At the EU Council on Thursday, the ECB president will propose granting the European Commission the right to correct or even rewrite the financial maneuvers of countries with messy accounts - Hollande towards the ok to force the chancellor to make some concessions on the banking union and anti-spread measures.

The Draghi plan between Hollande and Merkel: the final rush towards the top

Ten pages to save the euro. They call it the "Draghi Plan", but the president of the European Central Bank developed it together with the president of the EU Council, Herman Van Rompuy, the president of the Commission, Josè Manuel Barroso, and the number one of the Eurogroup, Jean-Claude Juncker. The draft will be presented at the European summit on Thursday and yesterday the head of the Eurotower discussed it at the Elysee with the French president, François Hollande. 

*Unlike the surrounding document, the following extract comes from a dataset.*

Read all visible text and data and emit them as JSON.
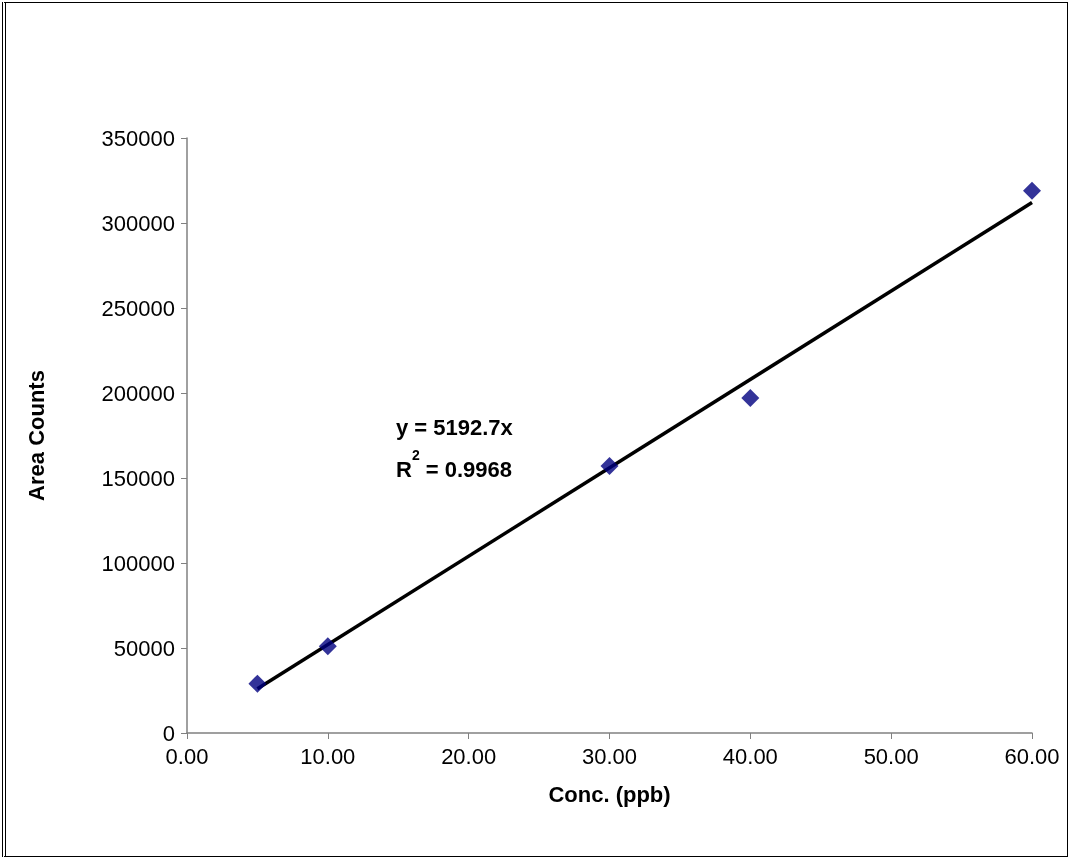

The goal is to find a compromise between Paris and Berlin, but to prevent the summit on which the eyes of the whole world are fixed from turning into yet another unsuccessful meeting, it is first of all necessary to reassure the German chancellor. The main hypothesis under study leads the transfer of sovereignty to the extreme consequences: the idea is to grant the European Commission the right to correct or even rewrite the financial maneuvers of countries with messy accounts, even before the law lands in national parliaments. All to enforce the commitment to reduce deficits by 3% between now and 2013. 

Hollande seems willing to accept this regulation to send a signal of goodwill to the Bundestag. In return, Angela Merkel should in turn relax her veto on anti-spread measures. Eurobonds would remain excluded from the plans, which Paris seems to have already given up on, however. For the moment, the matter has been postponed to a date to be determined. 

The new form of fiscal union would in any case – as Germany wants – be an indispensable premise for reaching the longed-for banking union. In turn, this reform presupposes a new centralized supervision, which could be entrusted to the ECB itself or to a new authority. Other issues remain on the table, such as the guarantee of deposits at European level and the creation of a resolution fund. 

All of this will be discussed tonight during the dinner scheduled between Hollande and Merkel in Paris. But that's not all: a meeting will also take place in the French capital between the ministers of the economy of Germany (Wolfgang Schaeuble), Italy (deputy minister Vittorio Grilli), Spain (Luis de Guindos) and France (Pierre Moscovici). The European Commissioner for Economic Affairs, Olli Rehn, will also participate.